Strife did not step toward them, but he raised a hand lazily and made a simple gesture in the air. Black shadows flickered around the dryad’s wrists, and with a clatter, the manacles fell open with a clunk. The green skin of his wrists was raw and sore, badly abraded and scarred.
“It’s okay,” Robin told the dryad reassuringly. “You’re free now. You’re going to be alright.”
“Rob,” Henry was staring at his friend. “What is going on? Who is this? You’re acting like you know the guy.”
Robin looked up at Henry. “I do know who it is," he said grimly. “I’ve seen his face before. In someone else’s memory.”
It was clear to Robin suddenly. All of it. The extent of Splinterstem’s ambition, his deception. This was Alder.
“Alder?” Robin asked, kneeling before the huddled form. The dryad was rubbing his wrists weakly, still looking confused and shell-shocked, as though waking from a long and terrible dream. “Alder, my name is Robin. We freed you. It’s alright now.”
He instructed Henry to fetch some water from his satchel, and after a few gulps, the dryad stopping shivering and began to look around. His faceted green eyes looked dulled and dazed.
“Where … am I?” he said eventually, in a shaky voice.
“Don’t talk, just keep sipping that,” Robin told him. At his insistence, Strife provided more of the same healing draught he had shared with Robin. The boy took the potion from the Grimm and forced the dryad to drink it.
“Slowly,” he instructed, “Don’t gulp. This will bring you back. Well, this and about a hundred decent meals.”
While the prisoner drank, Robin looked to the others.

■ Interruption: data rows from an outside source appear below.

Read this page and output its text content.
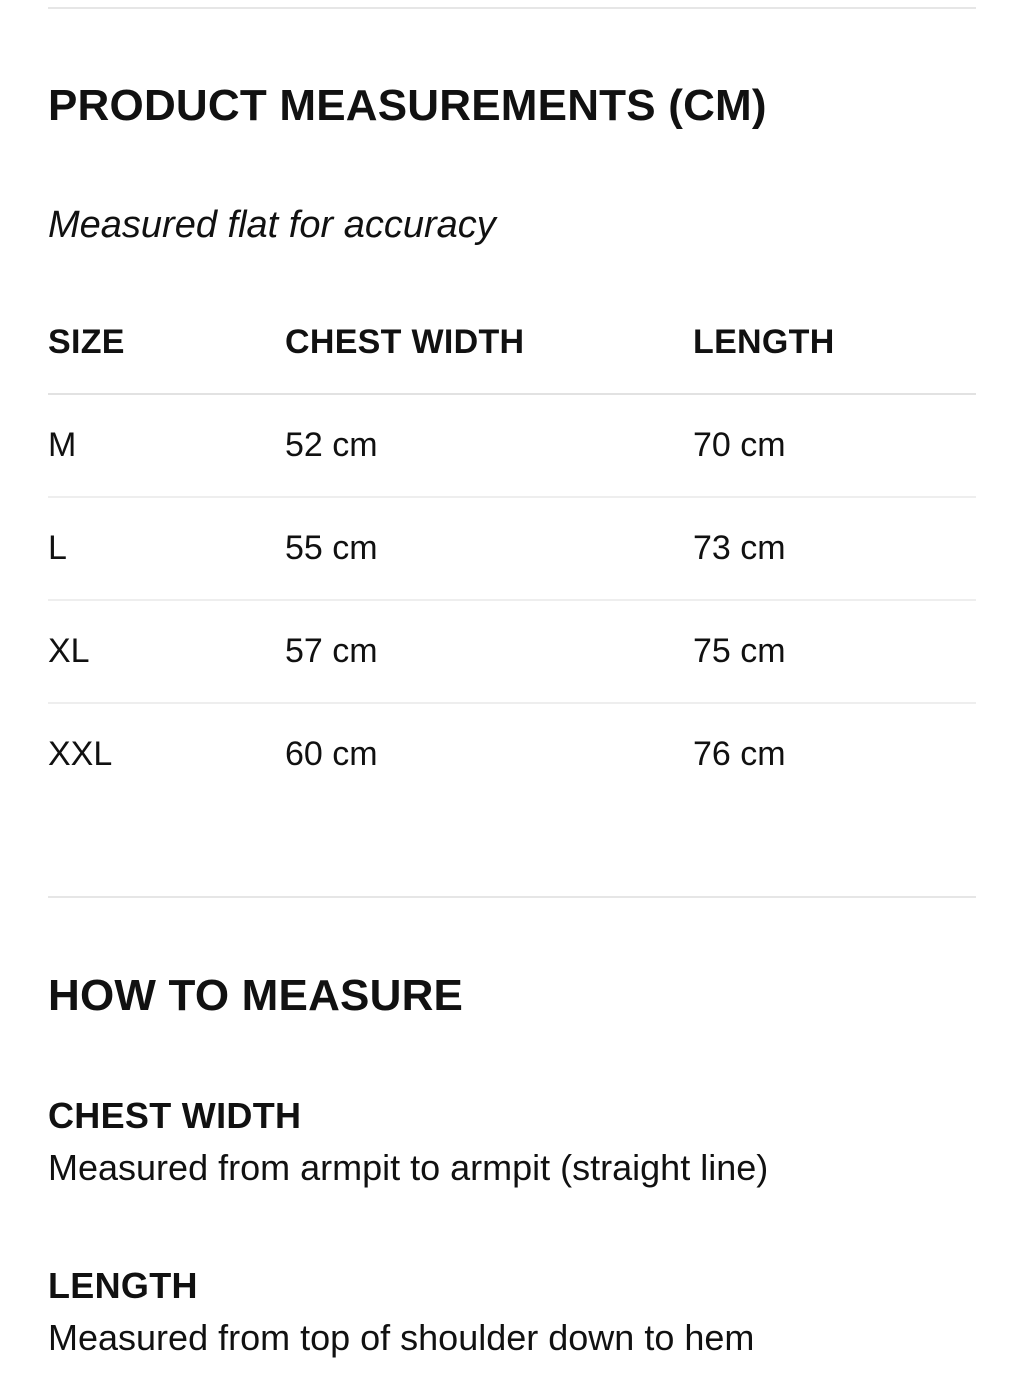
PRODUCT MEASUREMENTS (CM)

Measured flat for accuracy

SIZE	CHEST WIDTH	LENGTH
M	52 cm	70 cm
L	55 cm	73 cm
XL	57 cm	75 cm
XXL	60 cm	76 cm
HOW TO MEASURE
CHEST WIDTH

Measured from armpit to armpit (straight line)

LENGTH

Measured from top of shoulder down to hem
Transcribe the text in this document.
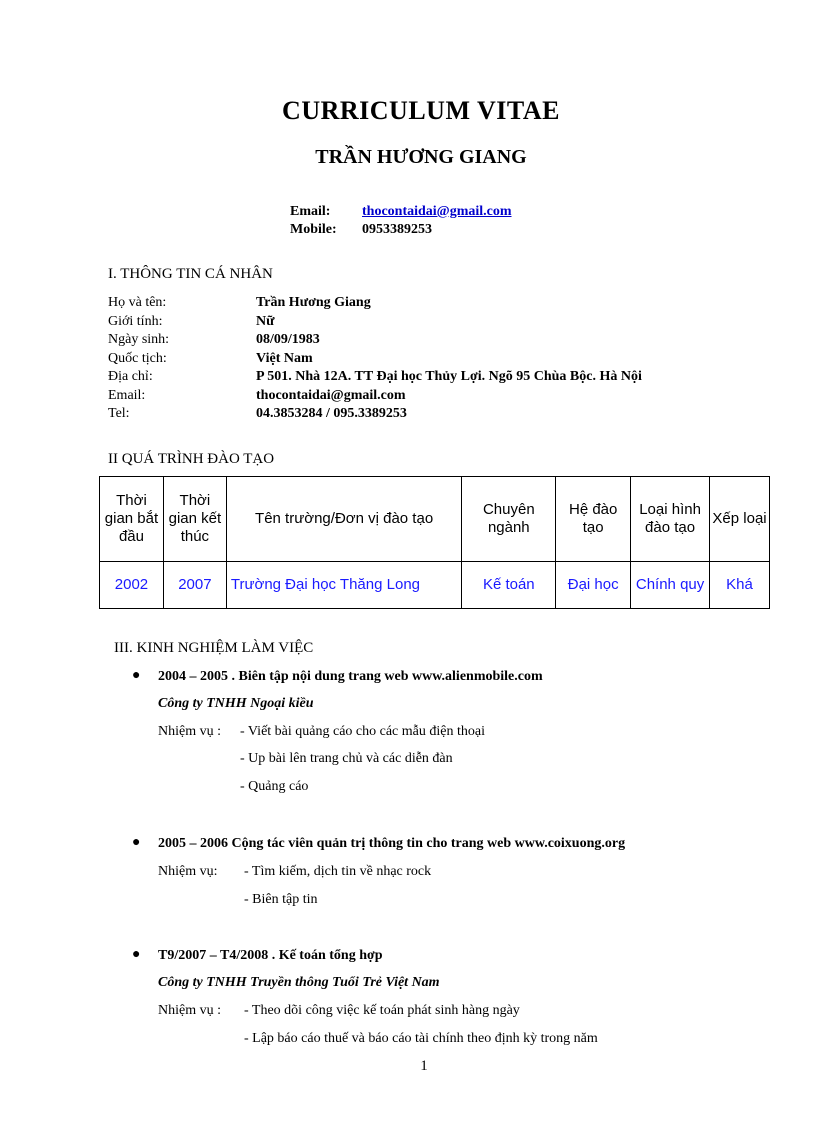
CURRICULUM VITAE
TRẦN HƯƠNG GIANG
Email: thocontaidai@gmail.com
Mobile: 0953389253
I. THÔNG TIN CÁ NHÂN
Họ và tên:	Trần Hương Giang
Giới tính:	Nữ
Ngày sinh:	08/09/1983
Quốc tịch:	Việt Nam
Địa chỉ:	P 501. Nhà 12A. TT Đại học Thủy Lợi. Ngõ 95 Chùa Bộc. Hà Nội
Email:	thocontaidai@gmail.com
Tel:	04.3853284 / 095.3389253
II QUÁ TRÌNH ĐÀO TẠO
Thời gian bắt đầu	Thời gian kết thúc	Tên trường/Đơn vị đào tạo	Chuyên ngành	Hệ đào tạo	Loại hình đào tạo	Xếp loại
2002	2007	Trường Đại học Thăng Long	Kế toán	Đại học	Chính quy	Khá
III. KINH NGHIỆM LÀM VIỆC
● 2004 – 2005 . Biên tập nội dung trang web www.alienmobile.com
Công ty TNHH Ngoại kiều
Nhiệm vụ : - Viết bài quảng cáo cho các mẫu điện thoại
- Up bài lên trang chủ và các diễn đàn
- Quảng cáo
● 2005 – 2006 Cộng tác viên quản trị thông tin cho trang web www.coixuong.org
Nhiệm vụ: - Tìm kiếm, dịch tin về nhạc rock
- Biên tập tin
● T9/2007 – T4/2008 . Kế toán tổng hợp
Công ty TNHH Truyền thông Tuổi Trẻ Việt Nam
Nhiệm vụ : - Theo dõi công việc kế toán phát sinh hàng ngày
- Lập báo cáo thuế và báo cáo tài chính theo định kỳ trong năm
1
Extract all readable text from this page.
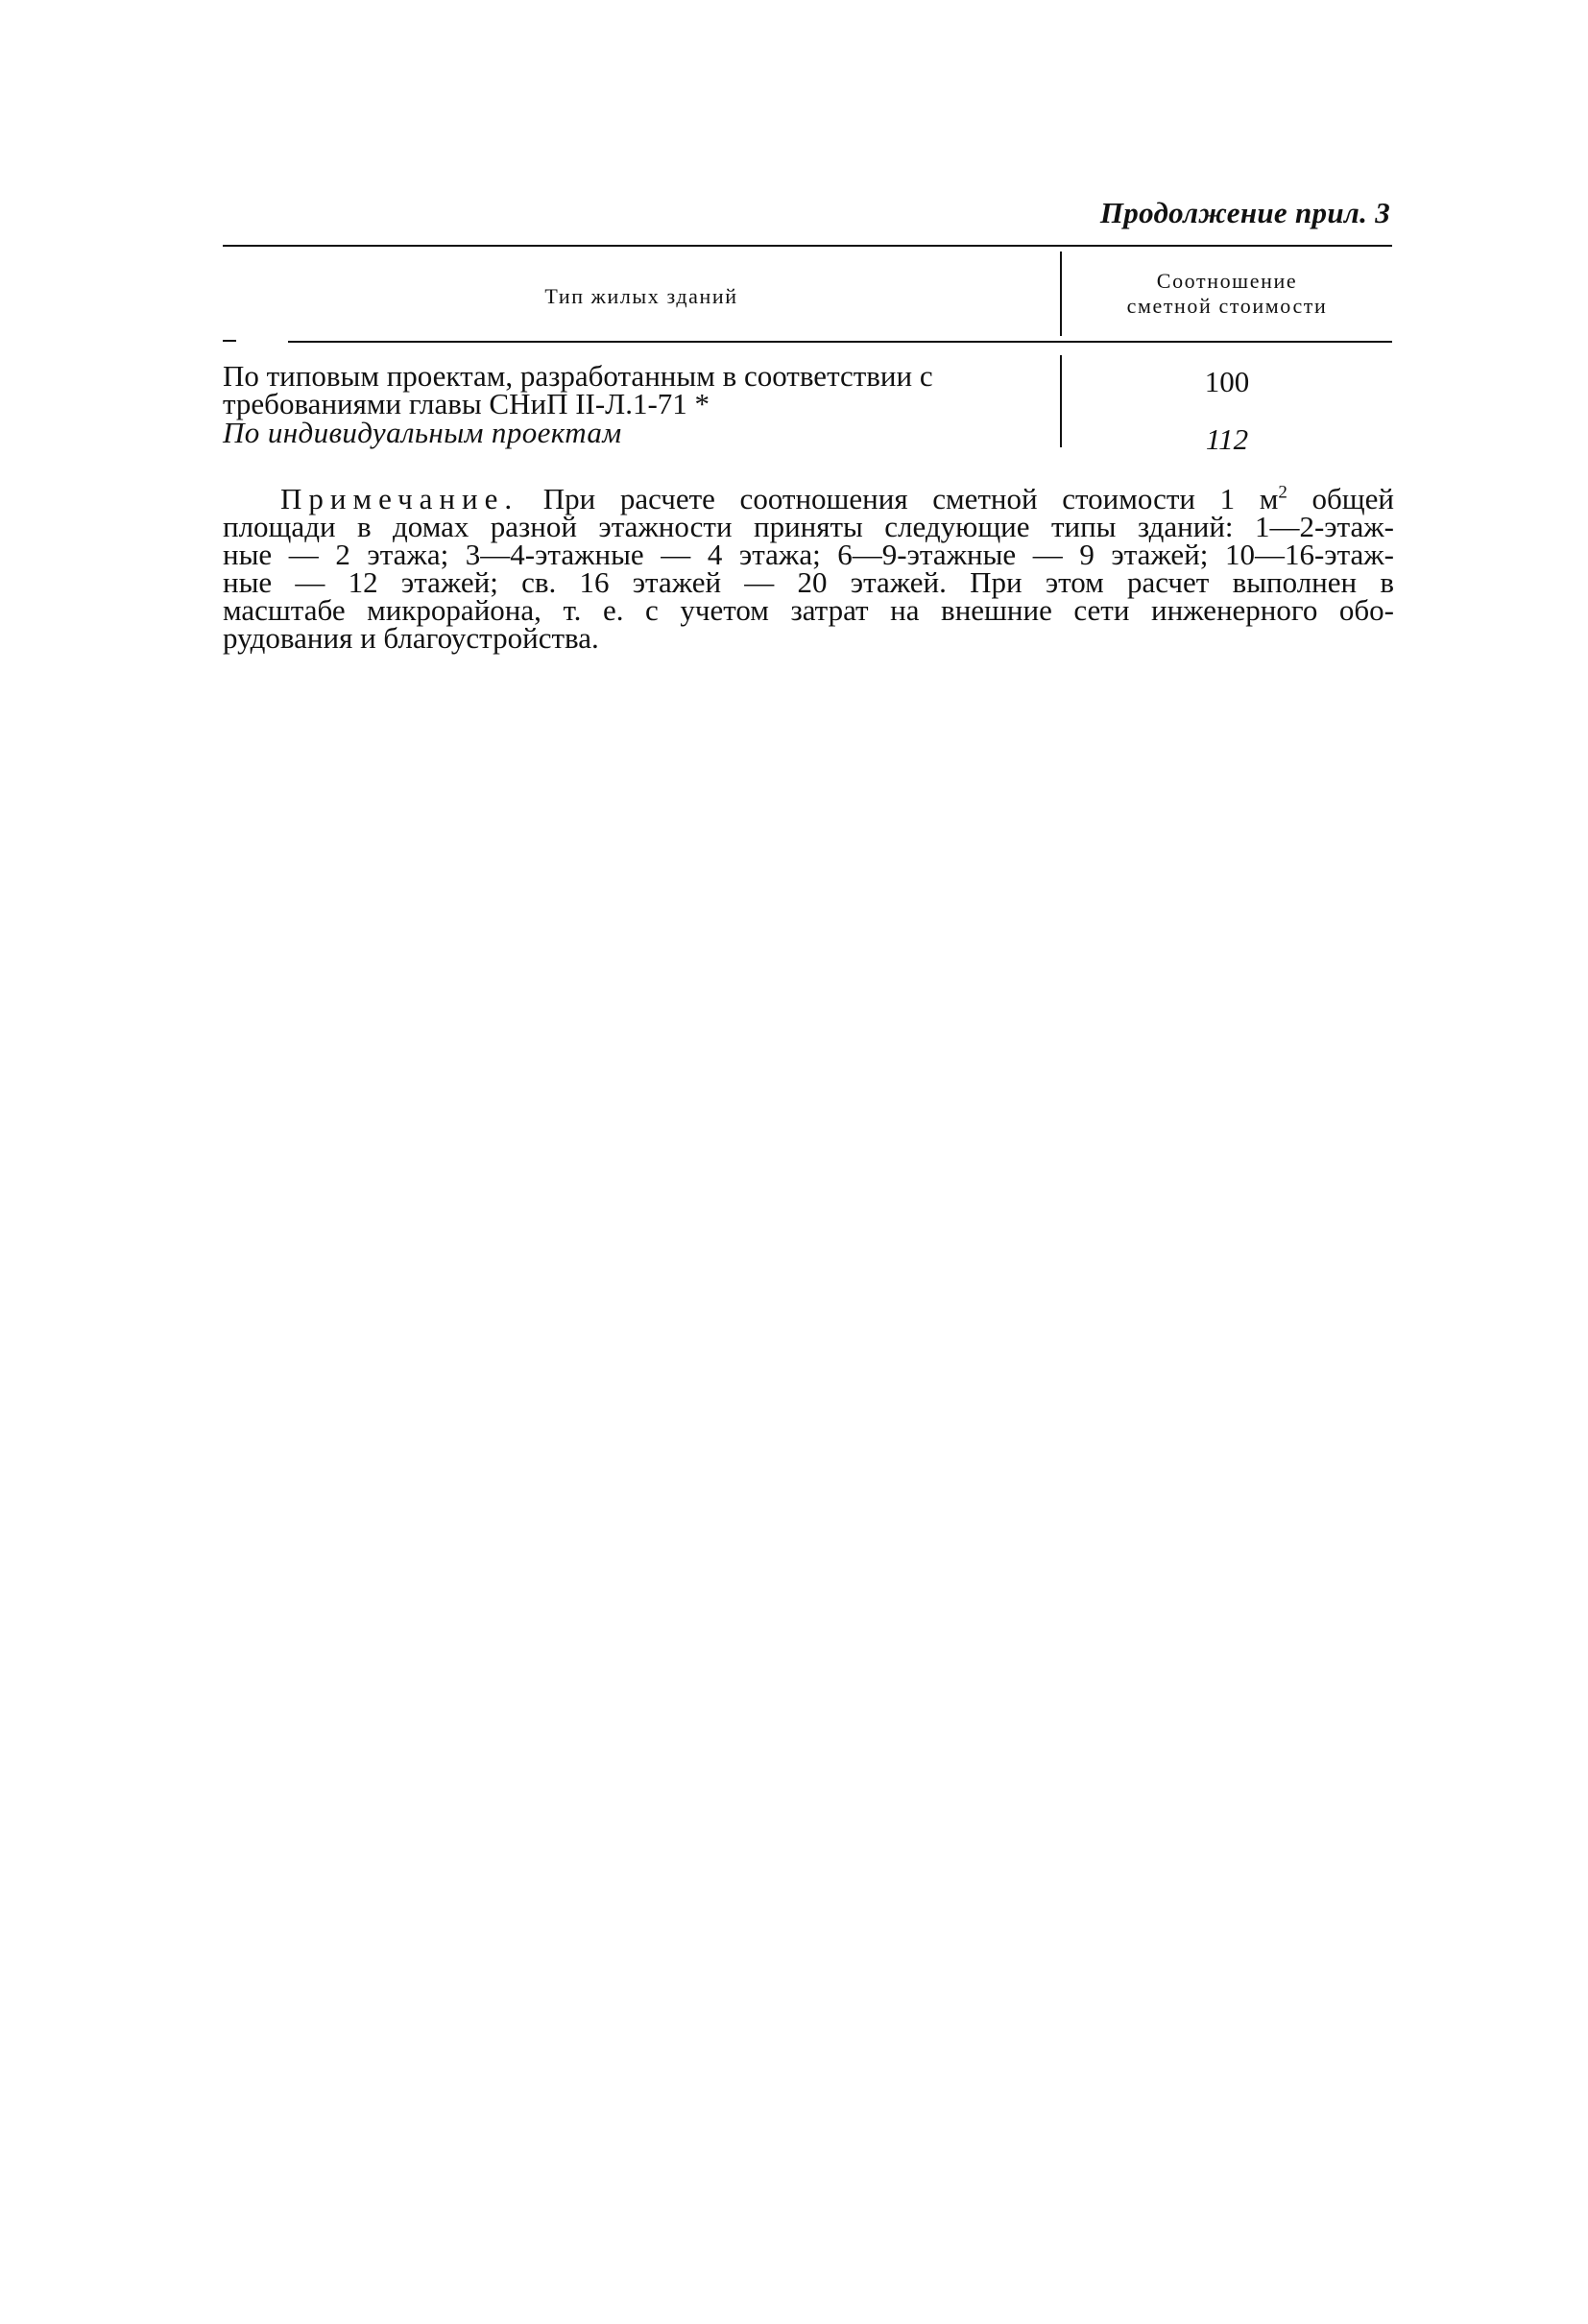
Продолжение прил. 3
Тип жилых зданий
Соотношение
сметной стоимости
По типовым проектам, разработанным в соответствии с
требованиями главы СНиП II-Л.1-71 *
100
По индивидуальным проектам	112
Примечание. При расчете соотношения сметной стоимости 1 $м^2$ общей
площади в домах разной этажности приняты следующие типы зданий: 1—2-этаж-
ные — 2 этажа; 3—4-этажные — 4 этажа; 6—9-этажные — 9 этажей; 10—16-этаж-
ные — 12 этажей; св. 16 этажей — 20 этажей. При этом расчет выполнен в
масштабе микрорайона, т. е. с учетом затрат на внешние сети инженерного обо-
рудования и благоустройства.
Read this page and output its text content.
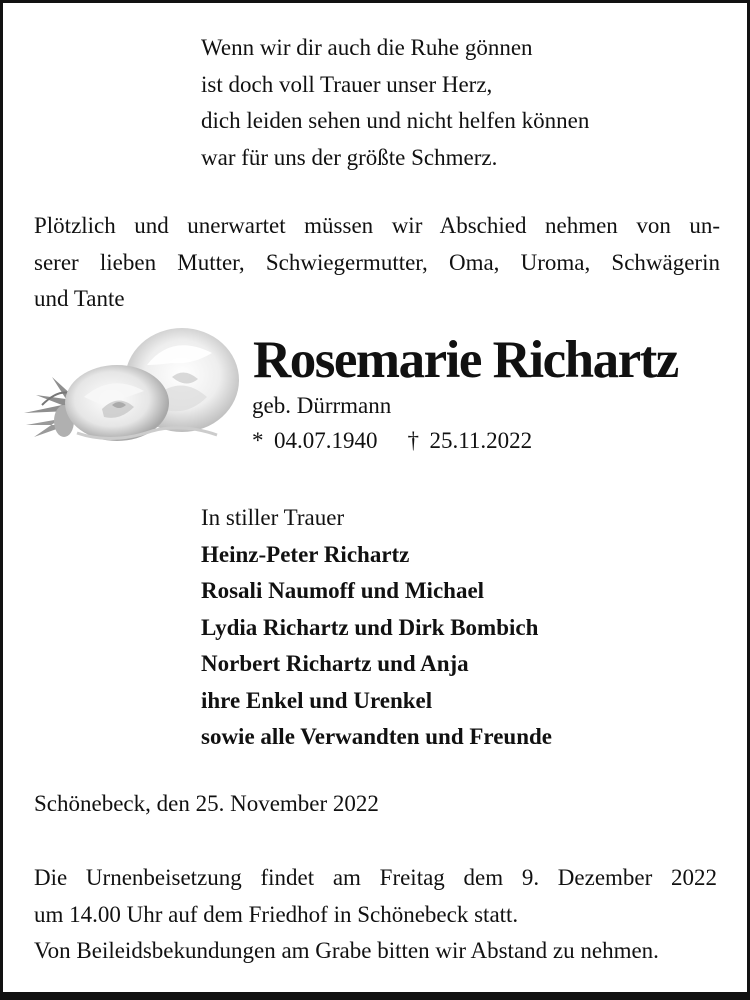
Wenn wir dir auch die Ruhe gönnen
ist doch voll Trauer unser Herz,
dich leiden sehen und nicht helfen können
war für uns der größte Schmerz.
Plötzlich und unerwartet müssen wir Abschied nehmen von un-
serer lieben Mutter, Schwiegermutter, Oma, Uroma, Schwägerin
und Tante
Rosemarie Richartz
geb. Dürrmann
* 04.07.1940 † 25.11.2022
In stiller Trauer
Heinz-Peter Richartz
Rosali Naumoff und Michael
Lydia Richartz und Dirk Bombich
Norbert Richartz und Anja
ihre Enkel und Urenkel
sowie alle Verwandten und Freunde
Schönebeck, den 25. November 2022
Die Urnenbeisetzung findet am Freitag dem 9. Dezember 2022
um 14.00 Uhr auf dem Friedhof in Schönebeck statt.
Von Beileidsbekundungen am Grabe bitten wir Abstand zu nehmen.
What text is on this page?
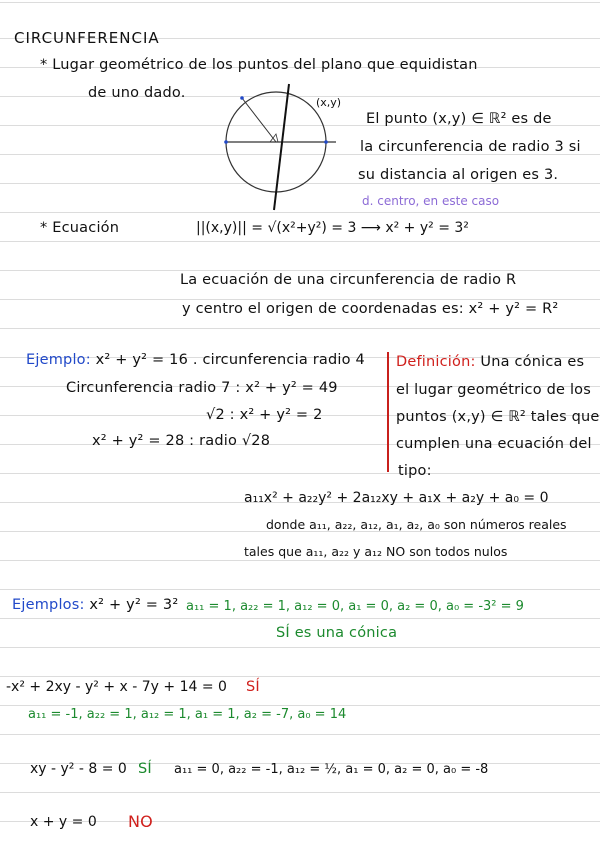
CIRCUNFERENCIA
* Lugar geométrico de los puntos del plano que equidistan
de uno dado.
(x,y)
El punto (x,y) ∈ ℝ² es de
la circunferencia de radio 3 si
su distancia al origen es 3.
d. centro, en este caso
* Ecuación	||(x,y)|| = √(x²+y²) = 3 ⟶ x² + y² = 3²
La ecuación de una circunferencia de radio R
y centro el origen de coordenadas es: x² + y² = R²
Ejemplo: x² + y² = 16 . circunferencia radio 4
Circunferencia radio 7 : x² + y² = 49
√2 : x² + y² = 2
x² + y² = 28 : radio √28
Definición: Una cónica es
el lugar geométrico de los
puntos (x,y) ∈ ℝ² tales que
cumplen una ecuación del
tipo:
a₁₁x² + a₂₂y² + 2a₁₂xy + a₁x + a₂y + a₀ = 0
donde a₁₁, a₂₂, a₁₂, a₁, a₂, a₀ son números reales
tales que a₁₁, a₂₂ y a₁₂ NO son todos nulos
Ejemplos: x² + y² = 3² a₁₁ = 1, a₂₂ = 1, a₁₂ = 0, a₁ = 0, a₂ = 0, a₀ = -3² = 9
SÍ es una cónica
-x² + 2xy - y² + x - 7y + 14 = 0 SÍ
a₁₁ = -1, a₂₂ = 1, a₁₂ = 1, a₁ = 1, a₂ = -7, a₀ = 14
xy - y² - 8 = 0 SÍ a₁₁ = 0, a₂₂ = -1, a₁₂ = ½, a₁ = 0, a₂ = 0, a₀ = -8
x + y = 0 NO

“Splinterstem was more dangerous than we knew,” he said, feeling a little sick. “He was willing to do anything to get what he wanted. This is Alder. He’s a dryad. He was presumed dead years ago, back when the Labyrinth was constructed. The story was that he wandered inside and was killed by the minotaur. But, obviously, that’s not what happened.”
He remembered, when sear
ching Splinterstem’s memories, the day of the Labyrinth's completion, while the king gave his ceremonial speech and Splinterstem had felt such conflicting feelings of pride, and shame. Robin now understood why.
“Alder, here, was the lover of the Princess Ashe, and therefore an obstacle in Splinterstem's way. They were clearly in love, and he couldn’t have that. He wanted the princess, and the throne she came with, for himself," Robin explained to the others. “When Hammerhand brought the Shard here and the Labyrinth was built, clearly he saw his chance. A way to get rid of Alder for good. Get him out of the way.”
Alder nodded weakly, confirming this. His thin hands were still shaking, but to Robin’s amazement, the healing potion of the Grimm already seemed to be at work. His skin looked slightly less dull, and his eyes were beginning to clear.
“Ambition can make a man do terrible things,” Strife observed. “How ingenious. Lure your rival to the Labyrinth. Overpower him and shackle him deep within, and then cast a glamour, turning him for all intents and purposes into a terrifying monster. One that no one would ever dare seek out. Better than being buried alive.” He sounded full of quiet approval. “I feel I may have gotten along well with this Splinterstem, had my sister not gotten her claws into his dark and hungry little heart first.”
“But why?” Henry wanted to know. “I mean, if this guy was his rival for the princess, why didn’t he just, you know…kill him? The old fashioned way? Why fake his death and go to all this trouble, making up a story about a minotaur?”
“Because a dryad cannot kill a dryad,” Alder croaked, surprising the boys. “Not without it showing. A dryad who kills one of its own kind … it shows on the skin, a sickening. It’s against the laws of the forest …”
Alder rubbed at his eyes, exhausted.
“So instead, he imprisoned you here," Robin said. “Returned to the treetop city crying minotaur, claiming to have already disposed of your body. No one ever checked, and no one ever dared entering the Labyrinth again. A perfect plan to keep the crime hidden and keep the Shard safe.”